During these weeks, the archaeologists have been recovering objects that speak of the life of the inhabitants of Torralba. As usual, fragments of crockery, pottery and glass are the most frequent in the material repertoire, especially crockery from the 16th, 17th and 18th centuries. Some of these fragments are imported, a testimony to how the commercial and consumer relations that Menorca maintained with different European countries reached the countryside.

As could not be otherwise, locally manufactured crockery has also been recovered, pieces that can still be found on display in many Menorcan homes. Remains related to habits and practices that have been present in Menorca for centuries, such as religion or pipe smoking, have also been recovered. Some of them well known but curious, such as board games.

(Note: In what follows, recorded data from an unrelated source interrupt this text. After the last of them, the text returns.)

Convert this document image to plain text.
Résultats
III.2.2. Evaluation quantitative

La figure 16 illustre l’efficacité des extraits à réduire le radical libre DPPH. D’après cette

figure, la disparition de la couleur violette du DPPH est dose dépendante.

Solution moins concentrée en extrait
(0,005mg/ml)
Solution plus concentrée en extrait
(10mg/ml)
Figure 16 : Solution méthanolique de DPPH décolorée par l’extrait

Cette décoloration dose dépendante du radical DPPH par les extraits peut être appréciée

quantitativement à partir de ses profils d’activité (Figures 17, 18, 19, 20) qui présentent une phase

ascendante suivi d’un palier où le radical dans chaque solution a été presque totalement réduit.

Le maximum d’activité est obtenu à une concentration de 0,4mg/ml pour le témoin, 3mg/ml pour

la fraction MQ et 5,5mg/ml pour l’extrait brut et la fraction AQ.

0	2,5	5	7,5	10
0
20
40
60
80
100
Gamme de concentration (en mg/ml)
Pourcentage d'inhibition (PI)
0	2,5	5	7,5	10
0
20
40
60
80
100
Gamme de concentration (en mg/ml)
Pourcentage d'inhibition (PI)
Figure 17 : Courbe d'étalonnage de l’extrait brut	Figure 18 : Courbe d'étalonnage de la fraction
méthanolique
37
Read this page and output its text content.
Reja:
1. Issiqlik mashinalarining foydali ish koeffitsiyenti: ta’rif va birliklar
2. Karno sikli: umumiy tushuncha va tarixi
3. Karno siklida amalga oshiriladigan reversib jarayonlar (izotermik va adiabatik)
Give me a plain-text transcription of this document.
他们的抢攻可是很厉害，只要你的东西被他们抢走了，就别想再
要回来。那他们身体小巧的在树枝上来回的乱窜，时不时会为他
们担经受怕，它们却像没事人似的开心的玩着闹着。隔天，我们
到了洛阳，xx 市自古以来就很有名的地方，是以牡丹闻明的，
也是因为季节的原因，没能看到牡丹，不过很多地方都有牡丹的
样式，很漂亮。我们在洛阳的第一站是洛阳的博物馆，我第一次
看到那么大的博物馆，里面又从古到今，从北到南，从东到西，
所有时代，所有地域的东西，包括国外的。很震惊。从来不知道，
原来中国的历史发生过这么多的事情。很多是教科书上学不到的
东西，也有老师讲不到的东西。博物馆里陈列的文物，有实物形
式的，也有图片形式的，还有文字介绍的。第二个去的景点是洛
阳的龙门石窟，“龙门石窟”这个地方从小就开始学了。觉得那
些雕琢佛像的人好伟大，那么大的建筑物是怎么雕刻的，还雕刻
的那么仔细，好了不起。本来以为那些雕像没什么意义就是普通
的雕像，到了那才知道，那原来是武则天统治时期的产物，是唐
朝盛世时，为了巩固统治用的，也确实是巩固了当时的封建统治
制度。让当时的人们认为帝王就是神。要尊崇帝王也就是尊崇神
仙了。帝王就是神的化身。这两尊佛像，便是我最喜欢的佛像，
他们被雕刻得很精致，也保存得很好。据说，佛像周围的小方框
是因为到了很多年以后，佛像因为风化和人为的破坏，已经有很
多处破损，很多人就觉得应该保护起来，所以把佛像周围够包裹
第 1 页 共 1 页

Both the material remains and the documents suggest that this was someone's home during the 15th and 16th centuries. Based on the emptying of fadigas books, capbreus and notarial documentation, the possession or possessions of Torralba must be associated with a few families of repopulating settlers from the Catalan-Aragonese crown with surnames as recurrent in Menorca in the 15th and 16th centuries as in the 20th and 21st centuries, such as Gonyalons, Marqués or Villalonga. Furthermore, for the moment, everything suggests that the house was abandoned in the 17th century for reasons that are still unknown. However, at the end of the 18th century or during the 19th century, the structure was modified, although it is not yet known whether it was used as a dwelling or for another purpose.